Most of all, find a way to put a nice radius on all your tools, and make sure the angles are kept intact when you do. On fine stuff, I put them on by hand with a stone cause I simply can't make .003 radii on a wheel. Remember when you cut, you're supposed to bury the radius. So, if you want to make decent looking cuts and not take a lot of material each pass, then ideally the radius needs to be smaller. I've got one particular boring bar I like to use for small work and I've got .003 and .007 radius tools for in it. There's a noticeable difference between the two when doing fine, slow work.

Last but not least, use the feed lever any time it's possible. I know it's not on the compound, but, think about it, if you don't maintain a consistent speed, then the tool angle is effectively changing every revolution, and it's no wonder a part looks ugly.
 
http://web.mit.edu/2.670/www/Tutorials/Machining/lathe/Description.html

This guide is ok, but a machinst manual would be better.

Some people get excited about a chip breaker, but I never liked using one much, it makes resharpening more of a pita. A right turn facing tool, 60 deg threading and a small carbide boring bar does everything I need to rebarrel a rifle. What can be achieved simply should not be complicated.

I'd post some pics of tools, but last time I did, people jumped all over me.

Ben
 
Jerry,

i read you post again and now see those bits are for crownings and reason for the amount of front and side clearance. i will try and grind similar. i use an quick change post on my 1440

Ron
 
Jerry,

thanks for the photos. do you use the lantern post?

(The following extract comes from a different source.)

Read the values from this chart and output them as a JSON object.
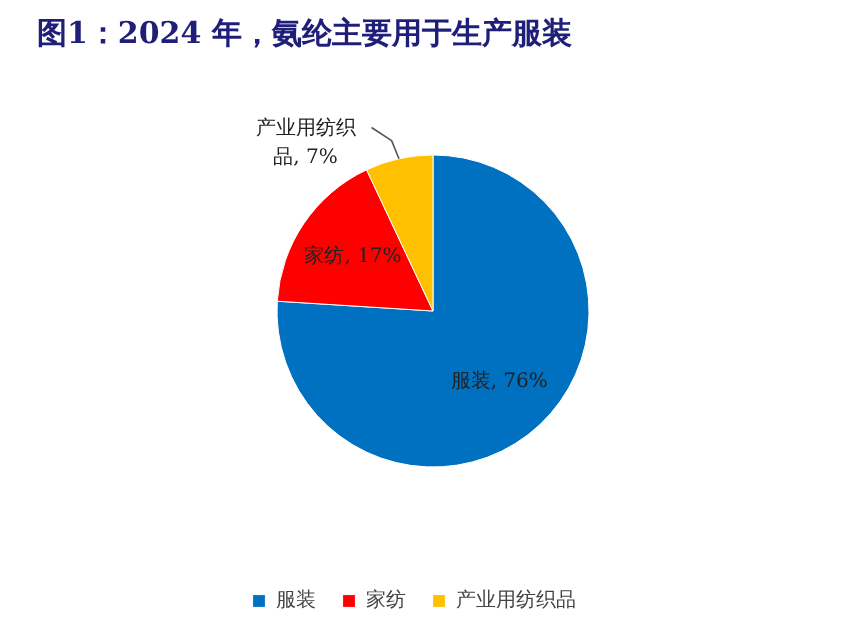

I use the lantern type for some setups. Its according to what mood I'm in that day and how much rigidity I need. A lantern can be set up to be much more rigid than an Aloris type.

The Aloris type is much beefier but they have a great deal of overhang and it is outside the cross slide ways. The Aloris type can be set up to where it is almost inside the ways by setting the cam post to the right edge of the compound.
 
[Some people get excited about a chip breaker, but I never liked using one much, it makes resharpening more of a pita. A
Ben

A chipbreaker is more of a safety issue than to just break chips. I've seen fingers lost to a long stringy chip.
 
As I said before, it really depends on your lathe and how you run it. For me, if you want to ask specific angles, I'd say I grind the face to >5 deg (sounds similar to Jerry) and probably about 2.5-3 on the left. I again, blend the radius with a stone cause I suck at doing the small radii on a wheel, and I hate getting out the radius jig and setting it up. As bhnpr says, keep it simple.

After going to those angles, I'd use the tool height to find the sweet spot. (for od turning). Fact is, in chambering, none of the od work is all that critical. So who cares. It's going to be removed when you thread anyhow. The faces are the ones you want nice, and they're really not difficult. Just don't let a point on your tool. That's almost a certain disaster for the finish.

If you end up with more face angle, all you do is raise the tool to compensate, and the more you raise it, the more you've made a top relief angle without grinding one. If you follow what I mean. Ultimately, at some point you want the ground surface to help maintain the cut depth. The last thing you want is for the tool to grab. Avoid that and all else is fine. On faces of solid parts, this is most likely when you have the tool below center, and the diameter is reduced to where the part pulls the carriage forward under it. wham, bam, pow... that's bad.
 
As an aside, IIII MMMM OOOO, I really don't think the angles are critical at all. They can be fixed with the tool setup. The part that makes or breaks a finish is nice radii.